Ne var ki teorik olarak benimsenenler, pratikte uygulanamadı. Çünkü tabandan tavana gelişimin-değişimin düşüncesi değildi bu ve toplumun yapısı o düzeyde değildi. Hatta yönetici kadrolar, mebuslar, valiler, kaymakamlar, nahiye müdürleri bile bu anlayıştan uzaktı ve yasayla-zorlamayla ayrımcılığın engellenmesi mümkün değildi.
Nitekim kısa süre içinde özellikle gerici feodal isyanlardan sonra topluma 3 farklı yapı olarak bakılmaya başlandı.
1- Müslüman olanlar ve Türkçe konuşanlar
2- Müslüman olanlar ama Türkçe konuşmayanlar
3- Gayrimüslimler ve Türkçe konuşmayanlar
Bu sıralamada 2.ciler Kürtlerdi, 3.ler ise Ermeniler, Rumlar ve Yahudiler. En fazla öteki olanlar tabi 3. sıradakilerdi.
Ancak çok partili döneme geçildikten sonra, bilhassa 70′li yıllarda aynı Osmanlı’da olduğu gibi, 1. sıralama içinde yer alan Aleviler 3. sıradakiler kadar ötekileştirildi.
Tek partili dönemde sadece Dersim Alevileri 3. sırada görülürken, bu defa tamamı 3. sıraya ötelenmiştiler.
Tabi bu kategorize resmi olarak yapılmasa da, uygulamada böyleydi. Kimi zaman baskılara ve asimilasyon teşebbüslerine, kimi zaman ise katliamlara kadar varan olaylara dönüştü.
Örneğin 1928′de İstanbul’da talebe cemiyetleri “Vatandaş Türkçe konuş” kampanyası başlattı ve azınlıklara baskıya dönüştü. 1934′de Atsızcıların başlattığı Trakya olaylarıyla Yahudiler bu bölgeden göç etmek zorunda kaldılar. 2. Dünya Savaşından sonra başlatılan Varlık vergisinde yapılan yanlışlar, ödeme gücü olmayan azınlıkları çok olumsuz etkiledi. DP döneminde 6-7 Eylül olaylarında Rum ve Ermenilerin dükkanları yağmalandı, tahrip edildi.

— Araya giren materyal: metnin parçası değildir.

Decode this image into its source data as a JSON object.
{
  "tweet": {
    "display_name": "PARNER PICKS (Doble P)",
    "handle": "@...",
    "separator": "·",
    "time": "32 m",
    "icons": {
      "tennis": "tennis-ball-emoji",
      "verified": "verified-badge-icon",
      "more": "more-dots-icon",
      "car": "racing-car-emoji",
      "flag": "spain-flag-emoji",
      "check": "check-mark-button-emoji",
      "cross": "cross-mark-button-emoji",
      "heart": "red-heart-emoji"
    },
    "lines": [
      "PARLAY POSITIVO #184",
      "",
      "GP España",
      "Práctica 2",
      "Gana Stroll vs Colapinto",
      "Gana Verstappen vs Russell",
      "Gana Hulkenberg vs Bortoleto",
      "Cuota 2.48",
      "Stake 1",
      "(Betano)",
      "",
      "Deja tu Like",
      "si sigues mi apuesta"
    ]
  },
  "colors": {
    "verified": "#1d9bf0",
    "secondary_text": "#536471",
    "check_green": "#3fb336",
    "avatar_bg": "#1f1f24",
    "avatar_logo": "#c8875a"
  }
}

DP döneminde zirveye çıkan bir başka ötekileştirme ise solcular,sosyalistler içindi. Öyle ki 6-7 Eylül olaylarının failleri olarak bile onlar tutuklandılar. Aralarında Aziz Nesin, Nihat Sargın, Kemal Tahir, Asım Bezirci, Hasan İzzettin Dinamo gibi dönemin ünlü solcuları hapse atıldı. Cumhurbaşkanı Celal Bayar’ın klişeleşmiş sözü “Bu kış komünizm gelebilir” diyerek komünist avına çıkıldı, sol üzerinde terör estirildi. Komünist olmayanlar bile sırf muhalif oldukları için komünist diye fişlendi, tutuklandı.

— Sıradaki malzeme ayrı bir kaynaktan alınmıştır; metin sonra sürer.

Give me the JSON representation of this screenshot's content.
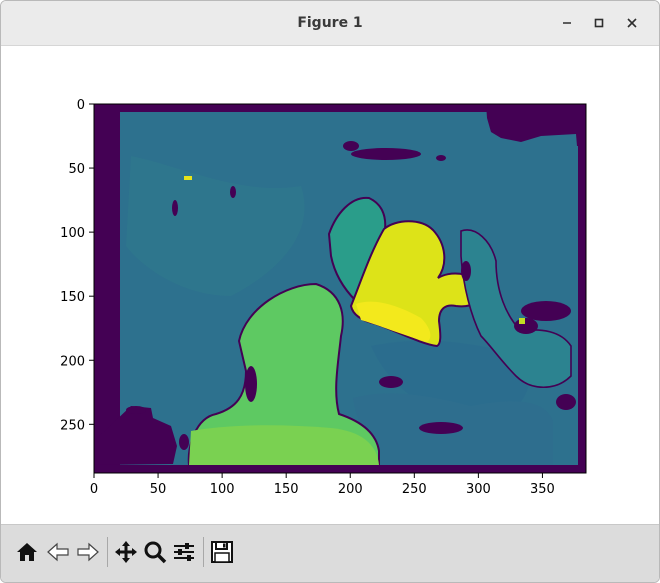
{
  "window": {
    "title": "Figure 1"
  },
  "controls": {
    "minimize_icon": "minimize-icon",
    "maximize_icon": "maximize-icon",
    "close_icon": "close-icon"
  },
  "chart_data": {
    "type": "heatmap",
    "title": "",
    "xlabel": "",
    "ylabel": "",
    "colormap": "viridis",
    "x_ticks": [
      0,
      50,
      100,
      150,
      200,
      250,
      300,
      350
    ],
    "y_ticks": [
      0,
      50,
      100,
      150,
      200,
      250
    ],
    "xlim": [
      0,
      384
    ],
    "ylim": [
      288,
      0
    ],
    "grid": false,
    "legend": "none"
  },
  "toolbar": {
    "buttons": [
      {
        "name": "home-button",
        "icon": "home-icon"
      },
      {
        "name": "back-button",
        "icon": "back-arrow-icon"
      },
      {
        "name": "forward-button",
        "icon": "forward-arrow-icon"
      },
      {
        "name": "pan-button",
        "icon": "move-icon"
      },
      {
        "name": "zoom-button",
        "icon": "zoom-icon"
      },
      {
        "name": "configure-subplots-button",
        "icon": "sliders-icon"
      },
      {
        "name": "save-button",
        "icon": "save-icon"
      }
    ]
  },
  "colors": {
    "dark_purple": "#440154",
    "deep_teal": "#2c6e8f",
    "teal": "#26828e",
    "green": "#3db87c",
    "light_green": "#74cf5c",
    "yellow": "#d8e219",
    "bright_yellow": "#f1e51d"
  }
}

Yine DP döneminde başlayan Kıbrıs meselesinden dolayı azınlıklar üzerindeki baskılar, 74′deki Kıbrıs müdahalesinden sonra yükselen milliyetçi hareketler nedeniyle azınlıkların büyük oranda göçüne neden oldu.
Ötekiler kiliseye giderken tedirgin oldular. Kapıları çalındığında kim o derken kaygı duydular hep.
Bazıları çocuklarına 2. isim verdi. Evdeki ismi Aida ise sokaktaki ismi Ayla oldu belki.
Onlar çocuklarının eve dönüşünü daha fazla merak ederek beklediler daima.
Hele askere gönderdikleri oğullarını herkesten çok korkuyla uğurladılar, şafaklarını korkuyla saydılar.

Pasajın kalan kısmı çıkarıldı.